DhiTV
- Logo from 2008 to 2016
- Country: Maldives
- Broadcast area: Maldives, South Asia
- Headquarters: Malé, Maldives

Programming
- Languages: Dhivehi, English
- Picture format: 480i SD

Ownership
- Owner: Broadcasting Maldives Pvt Ltd
- Key people: Midhath Adam
- Sister channels: DhiFM (FM channel) DhiPlus (Formerly DhiFM Plus) D24

History
- Launched: 1 July 2008
- Founder: Champa Mohamed Moosa (Uhchu)
- Closed: 11 August 2016

Links
- Website: DhiTV Website

= DhiTV =

Maldives TV channel

DhiTV was the first private TV channel of the Maldives to broadcast test signals and officially launch in the Maldives. It was inaugurated on 1 July 2008 by President Maumoon Abdul Gayoom. The channel is run by Broadcasting Maldives Pvt Ltd. Since the beginning DhiTV has captured the attention of viewers, and became one of the most watched local channels in the Maldives. Some of the major shows on DhiTV included its news bulletins, English talk-show Fourth Estate, Dhivehi talk-show Khabarutherein, Weekend Show, Sports Extra, and more. DhiTV brings Tharinge Rey in every Ramadan which actors/actresses and singers sing couple songs. DhiTV's transmission started at 2pm and ended at 12:30am; the rest of the time, it aired the transmission of DhiFM plus. Mostly DhiTV was known as an anti-MDP channel and a politics, news, and current affairs channel thus it shows entertainment and sports programs. It also brings meetings of political parties and coverage of other events.

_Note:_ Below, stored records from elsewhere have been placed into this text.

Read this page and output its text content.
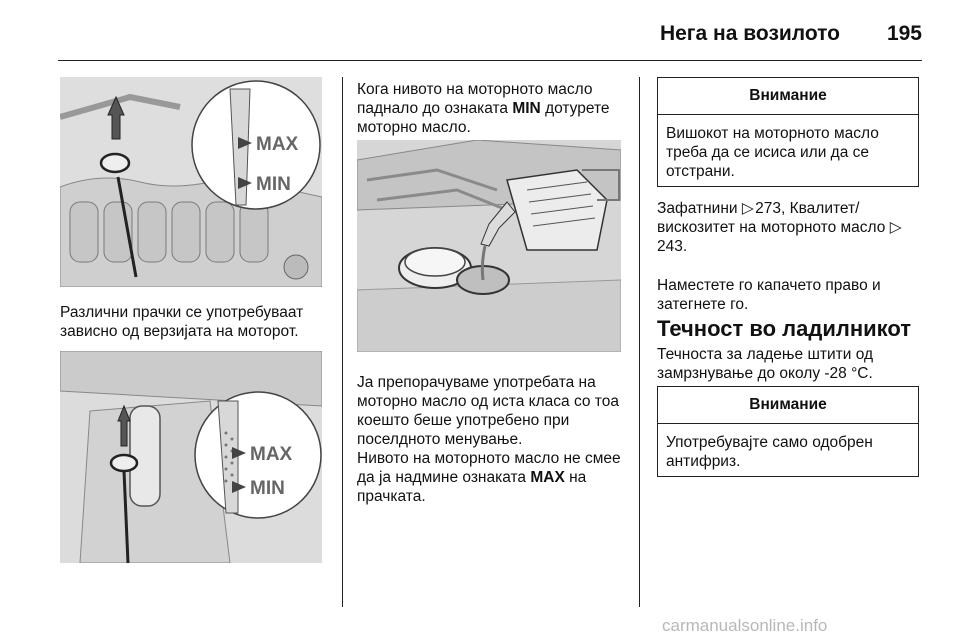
Нега на возилото	195
MAX
MIN
Различни прачки се употребуваат зависно од верзијата на моторот.
MAX
MIN
Кога нивото на моторното масло паднало до ознаката MIN дотурете моторно масло.
Ја препорачуваме употребата на моторно масло од иста класа со тоа коешто беше употребено при поселдното менување.
Нивото на моторното масло не смее да ја надмине ознаката MAX на прачката.
Внимание
Вишокот на моторното масло треба да се исиса или да се отстрани.
Зафатнини ▷ 273, Квалитет/ вискозитет на моторното масло ▷ 243.
Наместете го капачето право и затегнете го.
Течност во ладилникот
Течноста за ладење штити од замрзнување до околу -28 °C.
Внимание
Употребувајте само одобрен антифриз.
carmanualsonline.info
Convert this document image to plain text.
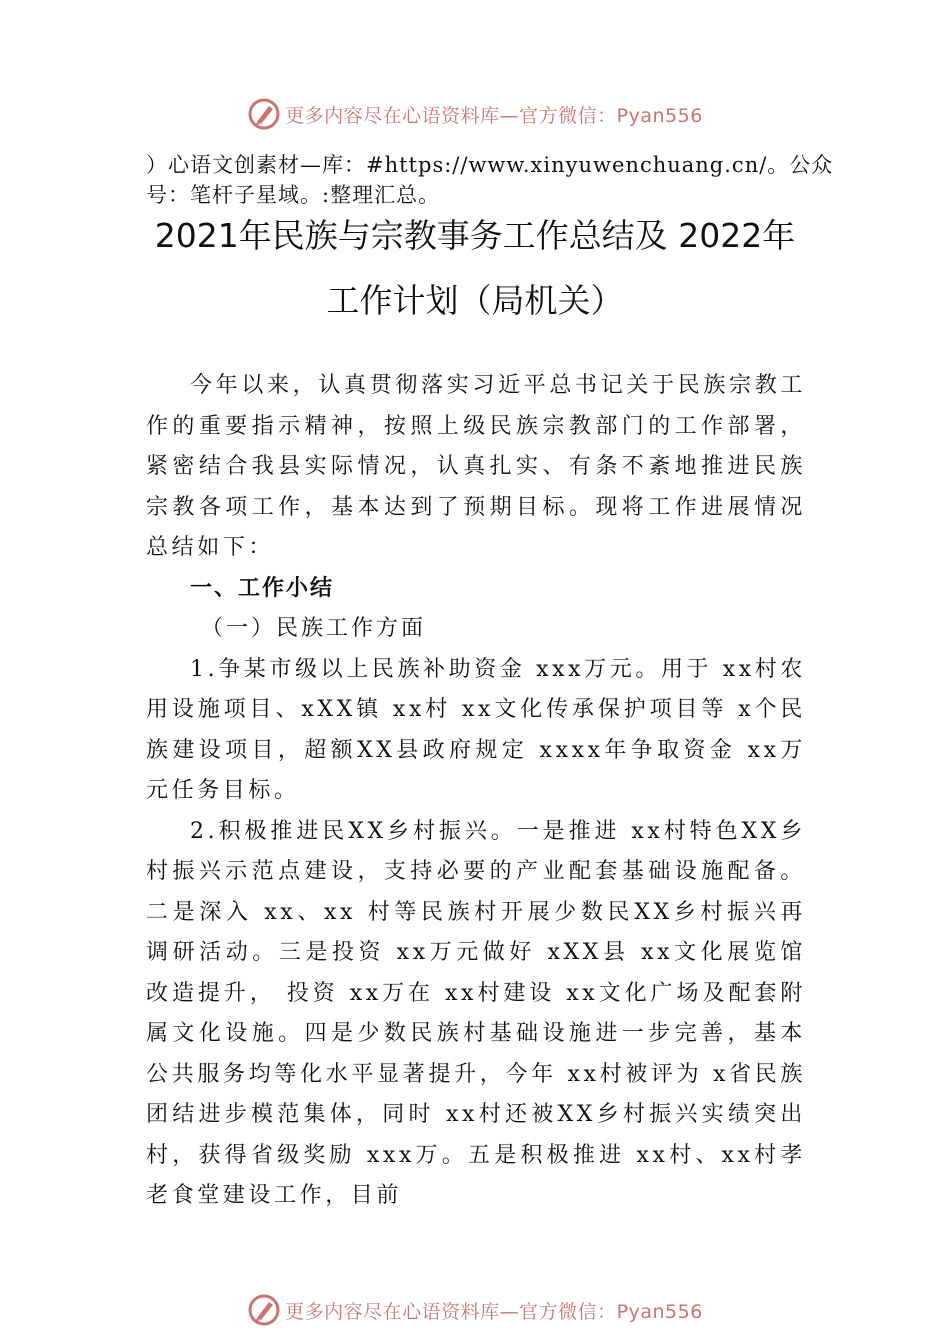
更多内容尽在心语资料库—官方微信：Pyan556
）心语文创素材—库：#https://www.xinyuwenchuang.cn/。公众号：笔杆子星域。:整理汇总。
2021年民族与宗教事务工作总结及 2022年
工作计划（局机关）

今年以来，认真贯彻落实习近平总书记关于民族宗教工作的重要指示精神，按照上级民族宗教部门的工作部署，紧密结合我县实际情况，认真扎实、有条不紊地推进民族宗教各项工作，基本达到了预期目标。现将工作进展情况总结如下：

一、工作小结
（一）民族工作方面

1.争某市级以上民族补助资金 xxx万元。用于 xx村农用设施项目、xXX镇 xx村 xx文化传承保护项目等 x个民族建设项目，超额XX县政府规定 xxxx年争取资金 xx万元任务目标。

2.积极推进民XX乡村振兴。一是推进 xx村特色XX乡村振兴示范点建设，支持必要的产业配套基础设施配备。二是深入 xx、xx 村等民族村开展少数民XX乡村振兴再调研活动。三是投资 xx万元做好 xXX县 xx文化展览馆改造提升， 投资 xx万在 xx村建设 xx文化广场及配套附属文化设施。四是少数民族村基础设施进一步完善，基本公共服务均等化水平显著提升，今年 xx村被评为 x省民族团结进步模范集体，同时 xx村还被XX乡村振兴实绩突出村，获得省级奖励 xxx万。五是积极推进 xx村、xx村孝老食堂建设工作，目前

更多内容尽在心语资料库—官方微信：Pyan556
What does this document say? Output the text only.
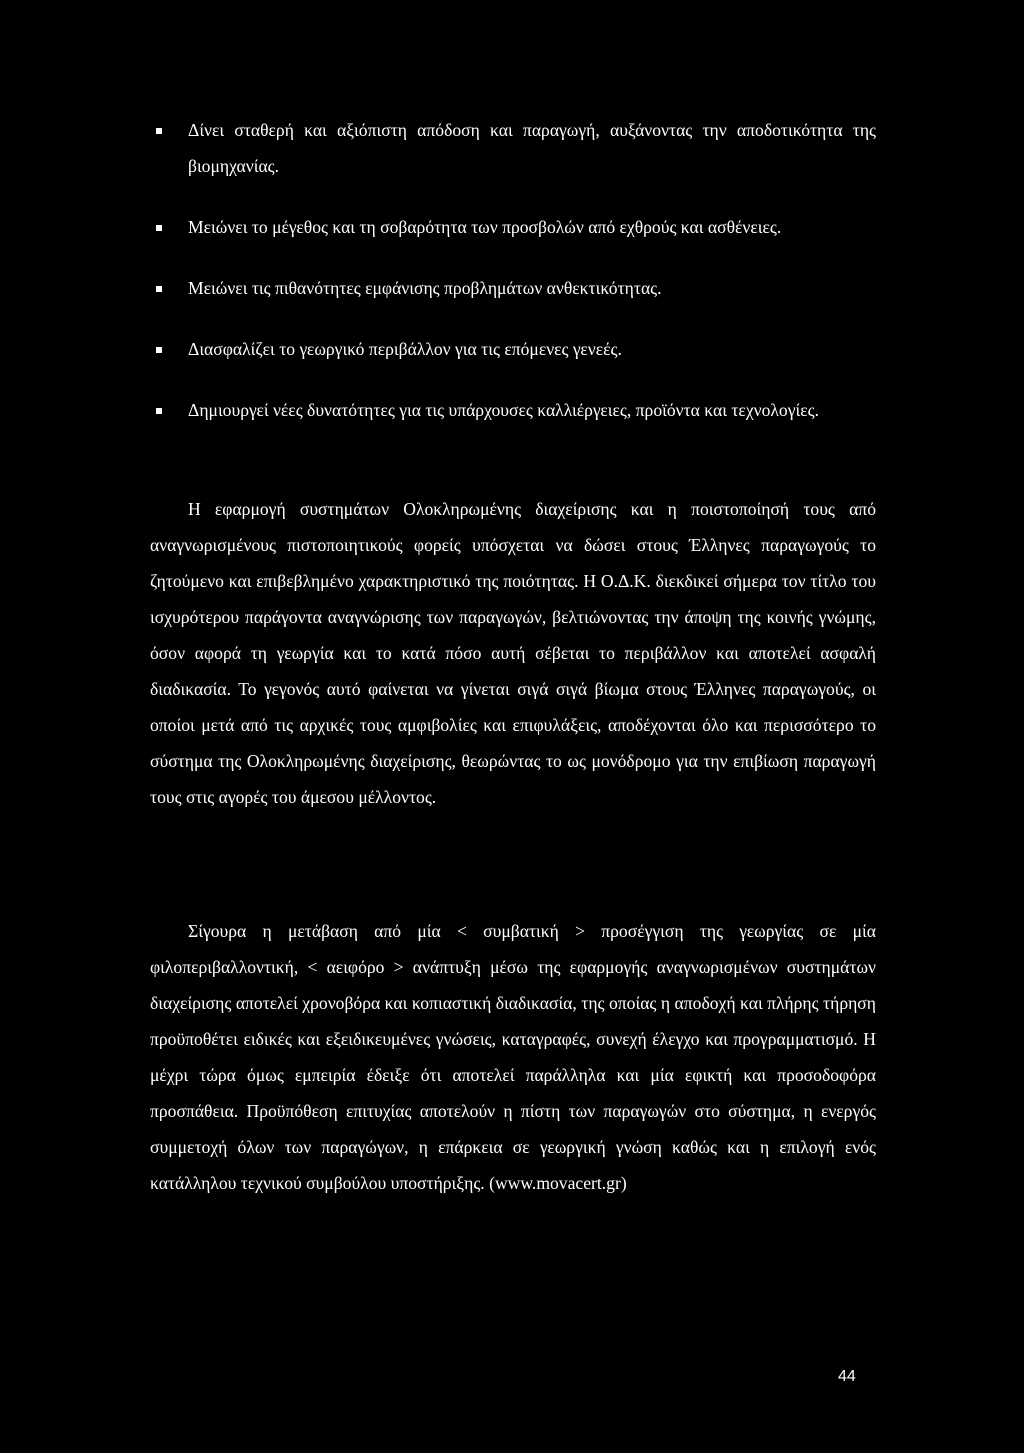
Δίνει σταθερή και αξιόπιστη απόδοση και παραγωγή, αυξάνοντας την αποδοτικότητα της βιομηχανίας.
Μειώνει το μέγεθος και τη σοβαρότητα των προσβολών από εχθρούς και ασθένειες.
Μειώνει τις πιθανότητες εμφάνισης προβλημάτων ανθεκτικότητας.
Διασφαλίζει το γεωργικό περιβάλλον για τις επόμενες γενεές.
Δημιουργεί νέες δυνατότητες για τις υπάρχουσες καλλιέργειες, προϊόντα και τεχνολογίες.

Η εφαρμογή συστημάτων Ολοκληρωμένης διαχείρισης και η ποιστοποίησή τους από αναγνωρισμένους πιστοποιητικούς φορείς υπόσχεται να δώσει στους Έλληνες παραγωγούς το ζητούμενο και επιβεβλημένο χαρακτηριστικό της ποιότητας. Η Ο.Δ.Κ. διεκδικεί σήμερα τον τίτλο του ισχυρότερου παράγοντα αναγνώρισης των παραγωγών, βελτιώνοντας την άποψη της κοινής γνώμης, όσον αφορά τη γεωργία και το κατά πόσο αυτή σέβεται το περιβάλλον και αποτελεί ασφαλή διαδικασία. Το γεγονός αυτό φαίνεται να γίνεται σιγά σιγά βίωμα στους Έλληνες παραγωγούς, οι οποίοι μετά από τις αρχικές τους αμφιβολίες και επιφυλάξεις, αποδέχονται όλο και περισσότερο το σύστημα της Ολοκληρωμένης διαχείρισης, θεωρώντας το ως μονόδρομο για την επιβίωση παραγωγή τους στις αγορές του άμεσου μέλλοντος.

Σίγουρα η μετάβαση από μία < συμβατική > προσέγγιση της γεωργίας σε μία φιλοπεριβαλλοντική, < αειφόρο > ανάπτυξη μέσω της εφαρμογής αναγνωρισμένων συστημάτων διαχείρισης αποτελεί χρονοβόρα και κοπιαστική διαδικασία, της οποίας η αποδοχή και πλήρης τήρηση προϋποθέτει ειδικές και εξειδικευμένες γνώσεις, καταγραφές, συνεχή έλεγχο και προγραμματισμό. Η μέχρι τώρα όμως εμπειρία έδειξε ότι αποτελεί παράλληλα και μία εφικτή και προσοδοφόρα προσπάθεια. Προϋπόθεση επιτυχίας αποτελούν η πίστη των παραγωγών στο σύστημα, η ενεργός συμμετοχή όλων των παραγώγων, η επάρκεια σε γεωργική γνώση καθώς και η επιλογή ενός κατάλληλου τεχνικού συμβούλου υποστήριξης. (www.movacert.gr)

44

Nawaal, who was at TVM before, was the CEO of DhiTV. Masood, famous presenter and Manager Customer Services of Dhiraagu, was a Director, who himself presents DhiTV's most popular and longest-running show. In 2014 this show has gone off-air.

Although DhiTV and DhiFM (first private radio station) are financed by Champa Mohamed Moosa and is operated in the same building, the two channels are operated separately by two different companies.

== Closure ==
The closure of the channel was abruptly announced to staff on Wednesday afternoon, just a day after the ruling Progressive Party of the Maldives dominated parliament approved a draconian law re-criminalising defamation. DhiFM, a radio station affiliated with the TV station, DhiFM plus, and the Dhivehi Online website were also shut down. A memo sent to staff at the radio and TV stations said that the network's parent companies, Broadcasting Maldives and Maldives Media Company, do not believe the channels “can be run in a sustainable manner under the current circumstances. ”Midhath Adam, DhiTV’s CEO, declined to comment. But people briefed on the closure said the decision was linked to the defamation law. “It is no longer safe to practice journalism,” an informed source said. DhiTV is mostly owned by tourism tycoon Mohamed Moosa, known as Champa Uchu. DhiTV and DhiFM responded to threat of action from the broadcast regulator by displaying an upside down picture of the chair of the Maldives Broadcasting Commission, Mohamed Shaheeb. In November 2012, the station's CEO was summoned to a parliamentary committee after MPs complained that it had aired defamatory content.

The transmission of the channel gone shutdown & DhiTV putted their final nail to coffin on 11 August 2016 & the official website of DhiTV existed until 24 October 2016. No reason for the closure was given.